Michael Tolliver Lives: (Tales of the City) Background

Michael Tolliver Lives: (Tales of the City) Background

Book Seven of the Tales of the City series is important because it reintroduced Armistead Maupin's iconic series to an entirely new generation of readers. Published eighteen years after Book Six, it San Francisco of the early twenty first century with the San Francisco of the 'eighties. There are huge differences, but the differences that can be seen in the city as a whole are nowhere near as gaping as the differences seen within the city's gay community. The book's main theme is aging, which some of the central characters do with much more grace than others.

The book is written in the first person - which makes this another first in the series, which had previously been penned using a third person narrator. As the title suggests, the protagonist is middle aged, HIV positive Michael Tolliver, and the narrative is built around his reminiscences, his views of San Francisco and his family, who largely reject his homosexuality.

Critics were not so much gushing as downright excited by the book. Many described reading it as an experience similar to catching up with long lost friends on social media; they were genuinely interested in what the series' characters had been doing for the past eighteen years.
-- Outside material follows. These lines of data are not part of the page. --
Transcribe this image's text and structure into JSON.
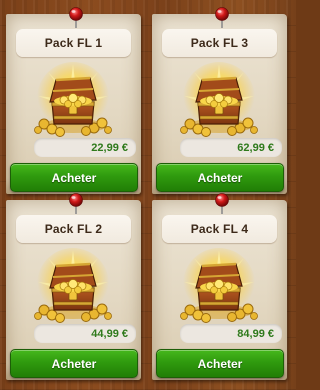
{
  "packs": [
    {
      "title": "Pack FL 1",
      "price": "22,99 €",
      "button_label": "Acheter",
      "image_icon": "treasure-chest-icon"
    },
    {
      "title": "Pack FL 3",
      "price": "62,99 €",
      "button_label": "Acheter",
      "image_icon": "treasure-chest-icon"
    },
    {
      "title": "Pack FL 2",
      "price": "44,99 €",
      "button_label": "Acheter",
      "image_icon": "treasure-chest-icon"
    },
    {
      "title": "Pack FL 4",
      "price": "84,99 €",
      "button_label": "Acheter",
      "image_icon": "treasure-chest-icon"
    }
  ],
  "colors": {
    "button_green": "#2f9a0e",
    "price_green": "#2f7a1c",
    "wood_brown": "#7a4019",
    "parchment": "#e3d8c2",
    "pin_red": "#d01818"
  }
}
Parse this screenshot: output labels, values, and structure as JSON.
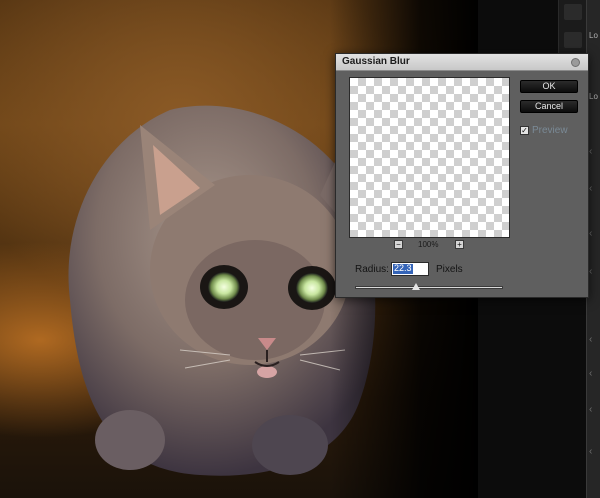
{
  "dialog": {
    "title": "Gaussian Blur",
    "ok_label": "OK",
    "cancel_label": "Cancel",
    "preview_label": "Preview",
    "preview_checked": true,
    "zoom_minus": "−",
    "zoom_plus": "+",
    "zoom_level": "100%",
    "radius_label": "Radius:",
    "radius_value": "22.3",
    "radius_unit": "Pixels",
    "slider_fraction": 0.41
  },
  "side_panel": {
    "tabs": [
      "Lo",
      "Lo",
      "B"
    ]
  },
  "colors": {
    "dialog_bg": "#5f5f5f",
    "button_bg": "#111111",
    "selection": "#3464b8"
  }
}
This book was followed by a further two in the Tales of the City series, making it nine books long in all. Maupin was one of the first writers to address the subject of the AIDS epidemic in his writing, and to humanize the subject as well. The first books in the series were serialized on television and starred Oscar-winner Olympia Dukakis, and Laura Linney.

Maupin received the Barbary Coast Award at the San Francisco Literary Festival in 2007.